Data on the CVR showed that take off power was set 20 seconds after completion of the Before Take-off Checklist. Two seconds after the rpm began to increase, the aircraft had veered sharply to the right due to the asymmetrical power to the propellers. The First Officer had immediately called a stop and the crew had "eventually" regained directional control of the aircraft and decided that in view of the extent of the excursion, they would continue taxiing over grass to the apron.

The formal statement of Conclusions included the following:

  • The pilots did not perform the propeller lock disengagement procedure correctly.
  • The crew did not try to stop the aircraft exiting the runway by applying the brakes.
  • The crew erased the CVR recordings after this Serious Incident.

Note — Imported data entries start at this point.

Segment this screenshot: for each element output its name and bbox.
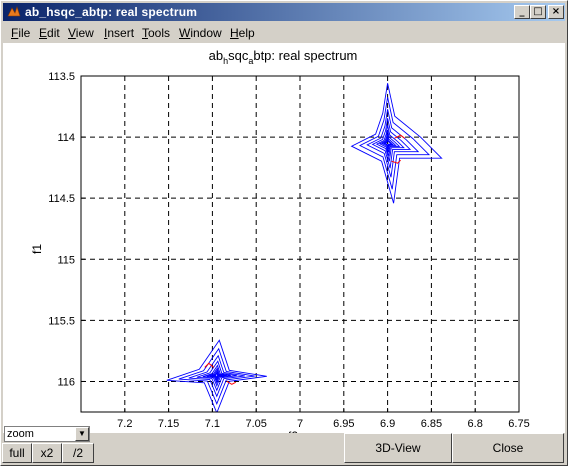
menu-bar: File Edit View Insert Tools Window Help bbox=[3, 23, 565, 43]
zoom-select-value: zoom bbox=[7, 428, 34, 440]
close-button[interactable]: Close bbox=[452, 433, 564, 463]
3d-view-button[interactable]: 3D-View bbox=[344, 433, 452, 463]
y-tick-label: 114 bbox=[57, 132, 75, 144]
y-axis-label: f1 bbox=[30, 244, 44, 254]
y-tick-label: 116 bbox=[57, 376, 75, 388]
menu-view[interactable]: View bbox=[68, 26, 94, 40]
menu-file[interactable]: File bbox=[11, 26, 31, 40]
y-tick-label: 115.5 bbox=[48, 315, 75, 327]
menu-tools[interactable]: Tools bbox=[142, 26, 171, 40]
contour-ring bbox=[196, 360, 237, 392]
contour-ring bbox=[188, 354, 245, 398]
x-tick-label: 7.05 bbox=[245, 418, 266, 430]
maximize-button[interactable]: □ bbox=[530, 5, 546, 19]
x-tick-label: 6.95 bbox=[333, 418, 354, 430]
x-axis-ticks: 7.2 7.15 7.1 7.05 7 6.95 6.9 6.85 6.8 6.75 bbox=[117, 408, 530, 430]
negative-contour bbox=[204, 362, 215, 368]
x-tick-label: 7.2 bbox=[117, 418, 132, 430]
contour-ring bbox=[371, 118, 412, 169]
contour-ring bbox=[166, 339, 267, 412]
menu-insert[interactable]: Insert bbox=[104, 26, 135, 40]
close-icon: × bbox=[551, 6, 561, 17]
title-bar[interactable]: ab_hsqc_abtp: real spectrum _ □ × bbox=[3, 3, 565, 21]
contour-ring bbox=[213, 372, 220, 379]
negative-contour bbox=[391, 159, 401, 164]
menu-window[interactable]: Window bbox=[179, 26, 222, 40]
plot-frame bbox=[80, 75, 520, 413]
x-axis-label: f2 bbox=[288, 429, 298, 433]
x-tick-label: 6.9 bbox=[380, 418, 395, 430]
chevron-down-icon[interactable]: ▼ bbox=[75, 427, 89, 441]
window-title: ab_hsqc_abtp: real spectrum bbox=[25, 5, 198, 19]
x-tick-label: 7.1 bbox=[205, 418, 220, 430]
x-tick-label: 7.15 bbox=[158, 418, 179, 430]
y-tick-label: 113.5 bbox=[48, 71, 75, 83]
contour-ring bbox=[381, 134, 397, 153]
contour-ring bbox=[209, 369, 224, 382]
negative-contour bbox=[226, 380, 237, 385]
contour-ring bbox=[350, 83, 443, 204]
grid bbox=[81, 75, 520, 412]
contour-ring bbox=[384, 139, 393, 148]
x-tick-label: 7 bbox=[297, 418, 303, 430]
y-axis-ticks: 113.5 114 114.5 115 115.5 116 bbox=[48, 71, 85, 388]
negative-contour bbox=[394, 134, 405, 139]
spectrum-chart[interactable]: abhsqcabtp: real spectrum 7.2 7.15 7.1 7.05… bbox=[3, 43, 565, 443]
y-tick-label: 115 bbox=[57, 254, 75, 266]
contour-ring bbox=[375, 125, 405, 162]
contour-ring bbox=[206, 367, 227, 384]
x-tick-label: 6.8 bbox=[468, 418, 483, 430]
maximize-icon: □ bbox=[533, 6, 543, 17]
minimize-icon: _ bbox=[519, 6, 525, 17]
full-button[interactable]: full bbox=[2, 443, 32, 463]
menu-help[interactable]: Help bbox=[230, 26, 255, 40]
x-tick-label: 6.75 bbox=[508, 418, 529, 430]
half-button[interactable]: /2 bbox=[62, 443, 94, 463]
matlab-icon bbox=[7, 6, 21, 17]
contour-peaks bbox=[166, 83, 443, 412]
close-window-button[interactable]: × bbox=[548, 5, 564, 19]
contour-ring bbox=[202, 364, 231, 387]
zoom-select[interactable]: zoom ▼ bbox=[4, 426, 90, 442]
minimize-button[interactable]: _ bbox=[514, 5, 530, 19]
x2-button[interactable]: x2 bbox=[32, 443, 62, 463]
contour-ring bbox=[378, 130, 401, 157]
contour-ring bbox=[382, 137, 395, 150]
figure-canvas: abhsqcabtp: real spectrum 7.2 7.15 7.1 7.05… bbox=[3, 43, 565, 443]
chart-title: abhsqcabtp: real spectrum bbox=[209, 48, 358, 66]
y-tick-label: 114.5 bbox=[48, 193, 75, 205]
x-tick-label: 6.85 bbox=[421, 418, 442, 430]
contour-ring bbox=[358, 97, 431, 190]
menu-edit[interactable]: Edit bbox=[39, 26, 60, 40]
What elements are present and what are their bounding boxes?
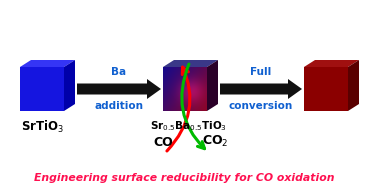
Polygon shape — [207, 60, 218, 111]
Text: CO$_2$: CO$_2$ — [202, 134, 228, 149]
Text: SrTiO$_3$: SrTiO$_3$ — [21, 119, 63, 135]
Polygon shape — [304, 67, 348, 111]
Text: Engineering surface reducibility for CO oxidation: Engineering surface reducibility for CO … — [34, 173, 335, 183]
Text: addition: addition — [94, 101, 144, 111]
Polygon shape — [304, 60, 359, 67]
Text: Ba: Ba — [111, 67, 127, 77]
Text: Full: Full — [251, 67, 272, 77]
Polygon shape — [77, 79, 161, 99]
Polygon shape — [64, 60, 75, 111]
Polygon shape — [220, 79, 302, 99]
Polygon shape — [348, 60, 359, 111]
Polygon shape — [163, 60, 218, 67]
Text: conversion: conversion — [229, 101, 293, 111]
Text: CO: CO — [153, 136, 173, 149]
Text: Sr$_{0.5}$Ba$_{0.5}$TiO$_3$: Sr$_{0.5}$Ba$_{0.5}$TiO$_3$ — [150, 119, 227, 133]
Polygon shape — [20, 60, 75, 67]
Polygon shape — [20, 67, 64, 111]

The Cause of the Serious Incident was formally determined as "incorrect pilot action on propeller lock disengagement procedure - the throttle levers were not pulled fully to the REVERSE position until torque had begun to increase, leaving the RH propeller starting latches in the engaged position with this condition unnoticed by the pilots and resulting in asymmetric thrust when applying take off power".

Two Contributory Factors were also identified:

  1. Neither of the pilots tried to stop the aircraft exiting the runway by applying the brakes.
  2. The fact that there is no indication in the cockpit with regards to the position of starting latches has caused pilots to develop and use multiple unofficial procedures to determine the condition of a propeller.

One Safety Recommendation was made as a result of the Investigation as follows:

  • that Avies should, when operating aircraft with single acting propellers with starting lock systems, develop and implement procedures to determine starting lock position and to stabilise the aircraft before applying take off power.

The Final Report was completed during 2014 and made available in English in January 2017.